I feel more and more intersex then male. Honestly all that t has done is make me more aware of how I am not like men then am of the male category. The urges I have sexually don't correspond with the equipment I have.
I joined the yahoo group FTMsex to talk about issues of sexuality within the transmale community. It is open to FTM loving partners (of all genders) as well as transmen. A recent discussion has been around the feeling of not being male the longer one is on T. An older FTM recently posted that while phallioplasty helped with this discrepancy he did feel more and more like a eunuch or intersex the longer he was on testosterone, to the point where he was pretty depressed.

Now it is true that I've always never felt like a woman or female, but I know now that I don't really feel like I'll ever be male either.
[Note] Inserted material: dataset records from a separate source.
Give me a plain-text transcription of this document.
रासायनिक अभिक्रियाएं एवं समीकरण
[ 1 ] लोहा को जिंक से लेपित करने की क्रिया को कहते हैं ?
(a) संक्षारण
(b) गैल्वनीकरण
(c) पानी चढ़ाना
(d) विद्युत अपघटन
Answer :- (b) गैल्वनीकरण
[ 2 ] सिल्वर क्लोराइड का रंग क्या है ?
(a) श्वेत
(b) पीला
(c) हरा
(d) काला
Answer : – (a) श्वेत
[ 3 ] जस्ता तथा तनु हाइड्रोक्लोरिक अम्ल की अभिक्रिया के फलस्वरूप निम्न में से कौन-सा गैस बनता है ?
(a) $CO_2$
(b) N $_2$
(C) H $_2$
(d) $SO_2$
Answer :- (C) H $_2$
I don't align with either prototype (mythic gender/sex norms that they are) of the binary. But to exist as a person one has to align themselves at one point or another. Over the last few weeks this tension has been building and this Friday it came to a maddening breaking point. How can I as a person who does not embody either gender psychically or (ever will) physically feel that my path must be from one side of a gender/sex line to the other? Will I imprison myself on the male side? How do I keep my past gender/sex within my present?

I am frustrated by the labels/narratives/boxes others have put me in during this process. One of my hallmates, someone I've told numerous times that I want to keep my vagina (and am damn proud of it) recently got wasted "she"d me without any thought and repeatedly told me that I haven't found my voice yet. I was angry, hurt and pissed. I was scared because this is someone I've asked to go to Maryland with me in January. I was irritated that someone would think a man can't have a vagina.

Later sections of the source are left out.